Plan for an uprising
When it comes down to it, Duggan’s accuracy and ability to loosen up one of college football’s most intimidating defensive fronts will determine the championship game. TCU’s best chance of winning is to rely on pace and unpredictability to force Georgia to go punch-for-punch on offence.
Even so, the Peach Bowl demonstrated that Georgia can win in a variety of ways against the best teams in the FBS. While the Horned Frogs’ speed of play is outside the program’s preferred comfort zone under coach Kirby Smart, the Bulldogs will not be intimidated after battling back from multiple double-digit deficits against Stroud and the Buckeyes.
Georgia trailed by 14 points in the first quarter and by 14 points again going into the fourth quarter. However, the Bulldogs chipped in a field goal to cut the OSU lead to 38-27, struck deep on a 76-yard touchdown pass to draw within a field goal, and then marched 72 yards in five plays to take a 42-41 lead with less than a minute remaining. Bennett led the comeback, overcoming an erratic start to complete 11 of his final 13 throws for 398 yards and three touchdowns.

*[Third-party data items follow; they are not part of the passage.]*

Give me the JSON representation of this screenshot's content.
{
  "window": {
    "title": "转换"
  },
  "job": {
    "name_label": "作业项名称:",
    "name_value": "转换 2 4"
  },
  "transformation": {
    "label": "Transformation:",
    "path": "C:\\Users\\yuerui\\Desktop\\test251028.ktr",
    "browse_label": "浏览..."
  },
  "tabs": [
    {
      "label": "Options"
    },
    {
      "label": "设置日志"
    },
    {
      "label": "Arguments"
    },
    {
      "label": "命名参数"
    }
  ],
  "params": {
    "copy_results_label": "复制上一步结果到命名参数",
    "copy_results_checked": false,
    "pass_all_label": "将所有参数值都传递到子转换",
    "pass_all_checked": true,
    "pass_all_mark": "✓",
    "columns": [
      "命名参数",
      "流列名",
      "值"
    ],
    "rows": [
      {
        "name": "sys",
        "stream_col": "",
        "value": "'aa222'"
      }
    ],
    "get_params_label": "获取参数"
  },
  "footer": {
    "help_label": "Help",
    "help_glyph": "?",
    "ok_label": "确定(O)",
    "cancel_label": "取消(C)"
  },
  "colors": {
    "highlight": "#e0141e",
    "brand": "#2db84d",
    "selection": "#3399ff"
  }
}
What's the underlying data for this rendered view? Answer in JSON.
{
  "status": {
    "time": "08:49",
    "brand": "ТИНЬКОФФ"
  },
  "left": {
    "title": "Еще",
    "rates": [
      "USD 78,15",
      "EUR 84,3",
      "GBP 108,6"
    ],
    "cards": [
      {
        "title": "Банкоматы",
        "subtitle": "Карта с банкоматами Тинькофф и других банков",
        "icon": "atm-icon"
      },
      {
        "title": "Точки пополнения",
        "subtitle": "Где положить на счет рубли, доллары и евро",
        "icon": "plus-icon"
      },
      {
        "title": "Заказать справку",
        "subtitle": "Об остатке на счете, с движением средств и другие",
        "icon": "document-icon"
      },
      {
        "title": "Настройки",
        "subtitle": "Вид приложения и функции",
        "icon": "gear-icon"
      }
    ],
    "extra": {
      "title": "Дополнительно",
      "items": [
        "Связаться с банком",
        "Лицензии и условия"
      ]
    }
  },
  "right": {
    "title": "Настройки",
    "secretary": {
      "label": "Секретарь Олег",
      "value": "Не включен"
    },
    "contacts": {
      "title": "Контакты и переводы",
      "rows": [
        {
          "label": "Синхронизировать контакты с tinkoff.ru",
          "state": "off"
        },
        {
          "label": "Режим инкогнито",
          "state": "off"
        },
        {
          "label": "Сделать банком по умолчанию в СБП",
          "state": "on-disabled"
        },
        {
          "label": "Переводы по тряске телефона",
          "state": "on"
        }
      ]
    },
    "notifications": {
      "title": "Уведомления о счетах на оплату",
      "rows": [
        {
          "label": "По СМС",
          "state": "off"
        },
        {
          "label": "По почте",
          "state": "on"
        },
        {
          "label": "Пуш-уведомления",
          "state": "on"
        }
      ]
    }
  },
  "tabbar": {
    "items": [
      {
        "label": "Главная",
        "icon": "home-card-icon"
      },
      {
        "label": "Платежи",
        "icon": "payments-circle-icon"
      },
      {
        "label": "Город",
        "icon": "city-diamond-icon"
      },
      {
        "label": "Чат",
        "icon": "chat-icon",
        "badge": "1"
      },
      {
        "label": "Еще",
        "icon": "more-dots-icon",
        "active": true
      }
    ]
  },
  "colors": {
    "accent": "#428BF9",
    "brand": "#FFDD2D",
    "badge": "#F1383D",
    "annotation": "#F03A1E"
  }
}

Bennett and the Bulldogs will face an opportunistic pass defence in TCU, which made significant strides in the second half of the regular season. Overall, the Frogs allow opponents to complete only 54.3% of their attempts, ranking fourth in the Power Five, and have 16 interceptions, ranking sixth in the Power Five.
Georgia will counter TCU’s speed and aggressiveness by relying on the running game. While the Bulldogs are less reliant on the ground this season than they were in 2021, when they ran the ball on 57.2% of their plays, the offence can be brutally effective in establishing physical play up front and dominating in the red zone.
TCU is capable of slowing down Kenny McIntosh and the Bulldogs’ backfield, as demonstrated in the Fiesta Bowl. Michigan gained 180 yards on the ground, 54 of which came on the first play of the game. From there, the Wolverines averaged only 3.2 yards per carry and were unable to move bodies at the line of scrimmage.
In the end, TCU may be able to force Georgia to abandon the run and rely on Bennett to carry the offence. That worked against Ohio State, but only just.
The blueprint for an upset is there: TCU must be the aggressor and force Georgia into a reactive role, offsetting the significant talent and depth gap. Failure to do so could result in a double-digit loss and the Bulldogs’ second consecutive championship.